As President Obama sits down with Republican to debate healthcare next week, it’s
important that we all have a clear understanding of what is being proposed by both sides.
It’s our responsibility to press for solid answers, not sound bites. One thing that
Republicans need to explain is this: Why is it that in 1993 Republicans were in favor
most of the provisions now in the healthcare bills, but now are against them? And
we’re not talking about different legislators; were talking about people like Orin Hatch
and Chuck Grassley. In fact, the only real difference in the bills they sponsored in 1993
and the one before them now is that it included provisions for malpractice reform. Mark
Pauley, one of the authors of that 1993 bill, recently voiced regret that Republicans have
shifted their position (NPR website, 2/15/2010.) President Obama needs to press these
Senators, in particular, for answers as to when and why they’ve changed their positions.

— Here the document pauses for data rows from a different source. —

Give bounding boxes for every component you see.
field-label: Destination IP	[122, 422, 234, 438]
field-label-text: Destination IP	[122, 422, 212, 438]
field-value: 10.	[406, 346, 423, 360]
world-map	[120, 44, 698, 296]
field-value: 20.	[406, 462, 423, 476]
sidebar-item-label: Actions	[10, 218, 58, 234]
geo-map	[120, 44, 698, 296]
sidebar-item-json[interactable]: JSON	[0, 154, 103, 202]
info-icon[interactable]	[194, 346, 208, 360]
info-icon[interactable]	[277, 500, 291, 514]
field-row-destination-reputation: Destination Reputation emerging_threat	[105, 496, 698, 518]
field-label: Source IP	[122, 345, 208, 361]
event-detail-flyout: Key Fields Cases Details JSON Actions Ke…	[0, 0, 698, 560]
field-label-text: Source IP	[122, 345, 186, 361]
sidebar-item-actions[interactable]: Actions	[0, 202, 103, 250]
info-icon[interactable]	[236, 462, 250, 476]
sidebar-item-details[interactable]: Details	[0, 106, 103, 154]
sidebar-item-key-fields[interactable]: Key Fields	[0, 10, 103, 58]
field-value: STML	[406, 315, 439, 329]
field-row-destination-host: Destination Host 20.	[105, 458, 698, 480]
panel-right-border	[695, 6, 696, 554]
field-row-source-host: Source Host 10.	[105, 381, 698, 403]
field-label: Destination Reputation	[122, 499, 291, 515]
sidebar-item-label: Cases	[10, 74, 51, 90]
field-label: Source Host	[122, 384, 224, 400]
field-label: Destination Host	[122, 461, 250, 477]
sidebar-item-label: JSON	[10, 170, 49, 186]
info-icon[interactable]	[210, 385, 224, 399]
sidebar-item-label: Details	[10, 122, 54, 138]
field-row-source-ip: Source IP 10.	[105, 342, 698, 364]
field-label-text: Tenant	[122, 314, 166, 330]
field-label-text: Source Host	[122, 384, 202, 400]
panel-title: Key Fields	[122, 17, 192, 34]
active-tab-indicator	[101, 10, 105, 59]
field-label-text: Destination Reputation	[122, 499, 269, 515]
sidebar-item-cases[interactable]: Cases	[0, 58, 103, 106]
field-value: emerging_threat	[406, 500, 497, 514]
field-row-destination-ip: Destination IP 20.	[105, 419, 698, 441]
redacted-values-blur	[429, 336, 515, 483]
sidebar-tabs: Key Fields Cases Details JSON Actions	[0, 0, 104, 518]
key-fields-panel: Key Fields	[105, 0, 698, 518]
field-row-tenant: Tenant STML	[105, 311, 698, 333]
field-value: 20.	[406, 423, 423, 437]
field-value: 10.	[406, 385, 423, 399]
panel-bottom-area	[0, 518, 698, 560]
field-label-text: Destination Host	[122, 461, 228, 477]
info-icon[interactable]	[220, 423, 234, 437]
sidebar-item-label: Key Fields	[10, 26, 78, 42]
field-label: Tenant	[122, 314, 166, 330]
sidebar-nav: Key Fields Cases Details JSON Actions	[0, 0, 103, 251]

Sadly, today politics depends on short memories.

Most Americans have recoiled at the legislative process, complaining about deals and
concessions. Get over it. That’s how democracy works! David Brooks (NY Times)
recently suggested on the PBS NewsHour that our government has become too
transparent and that if it were more opaque, it would be easier to get things done in
Washington. There may be wisdom in this, but another way to look at it is that maybe,
just maybe, the long-term benefit of this new openness is that Americans are being
educated and eventually will come to understand and accept how the system really works.
Hmm. As I write that, I recall the recent Pew Research Poll that found that only 25% of

Americans know that it takes 60 votes to pass a bill in the Senate and the just 27% knew
that no Republicans voted for the healthcare bill. (Whatever happened to Olympia
Snow?) When you add those finding to other measures of mass misconception (a.k.a.
ignorance) – geography quiz anyone? – Well, maybe David’s right.